Limitations of such arguments are not hard to spot. Aside from the profound immorality of richer nations vaccinating their entire populations at the expense of other countries’ vulnerable communities and key workers, self-interest on that scale ignores the positive effects on richer economies of spreading vaccine coverage globally. The RAND Corporation has estimated that unequal access to vaccines – meaning a continued need for physical distancing in much of the world – could cost the global economy US$1.2 trillion (£880 billion) a year.
Effective vaccine development also invariably requires knowledge and products to flow both ways across borders. This, too, can be threatened by nationalism.
In 2006, when the world was confronted with an urgent need to develop vaccines against H5N1 influenza (avian flu), Indonesia – struggling with the highest death toll in the world – stopped sharing virus samples with the WHO. Widespread condemnation followed. Claims were made that Indonesia was scheming to gain financially. “Indonesia is endangering everyone,” declared the Wall Street Journal.

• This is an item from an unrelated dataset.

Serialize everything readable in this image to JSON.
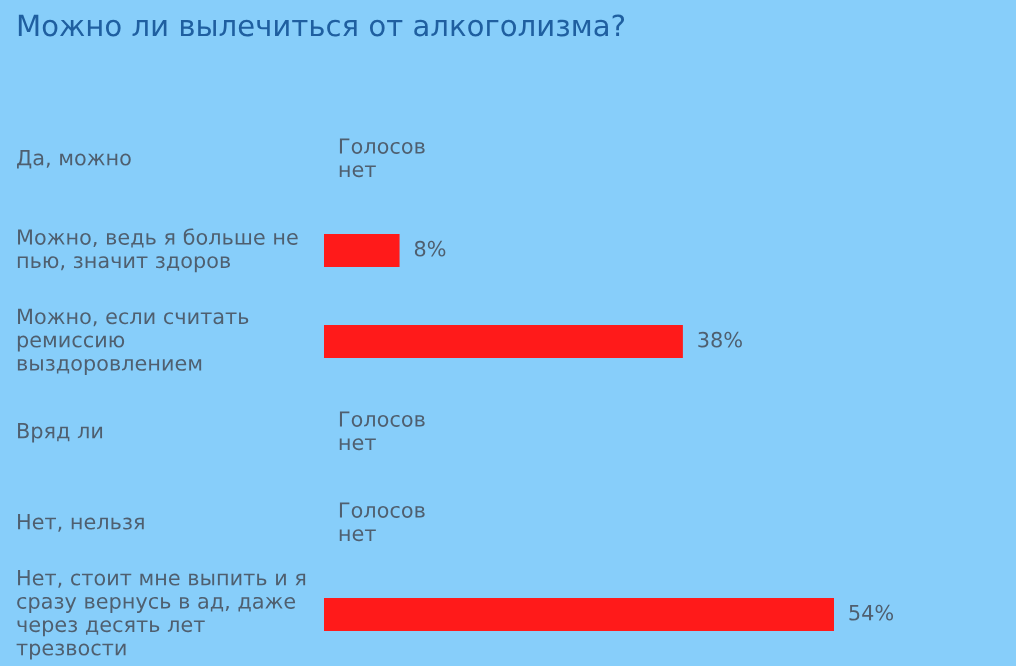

But the motive behind Indonesia’s actions wasn’t money. It was convinced that international actors couldn’t be trusted to protect the interests of the world’s most vulnerable countries. This distrust stemmed from recent revelations that viral materials collected in Indonesia by Indonesian scientists and already entrusted to the WHO had been used, without the country’s permission, by non-WHO-affiliated enterprises to develop patented vaccines: a step contrary to the WHO’s 2005 guidelines about flu-specimen sharing.
Unsettling, too, had been the WHO’s inability to reassure poorer countries, like Indonesia, that they would be able to access virus-fighting technologies produced from the samples they had shared.
When the WHO promised to ensure that vaccine production and access would proceed on a fairer basis, Indonesia agreed to resume sharing. Later efforts to improve sharing systems included the creation of Gavi, a public-private partnership for increasing access to vaccines in low-income countries.
Today, the rush by richer countries to stockpile COVID-19 vaccines has exposed the limited power of those developments. Once again, high-income nations may wish to be careful about similarly taking lower-income ones for granted. Vaccines such as AstraZeneca’s have relied on data from middle-income countries such as Brazil and South Africa, for example. As new strains emerge that the world needs to understand, what might happen if, like Indonesia, countries like these felt compelled to obstruct data flows?
The past shows us that it is perhaps unrealistic to expect any nation to act altruistically. But when confronted with diseases of global concern, governments need to keep in mind that all nations have a stake in principled responses based on fairness and cooperation. When countries cease to see the benefit in helping others as well as themselves, everyone stands to lose out.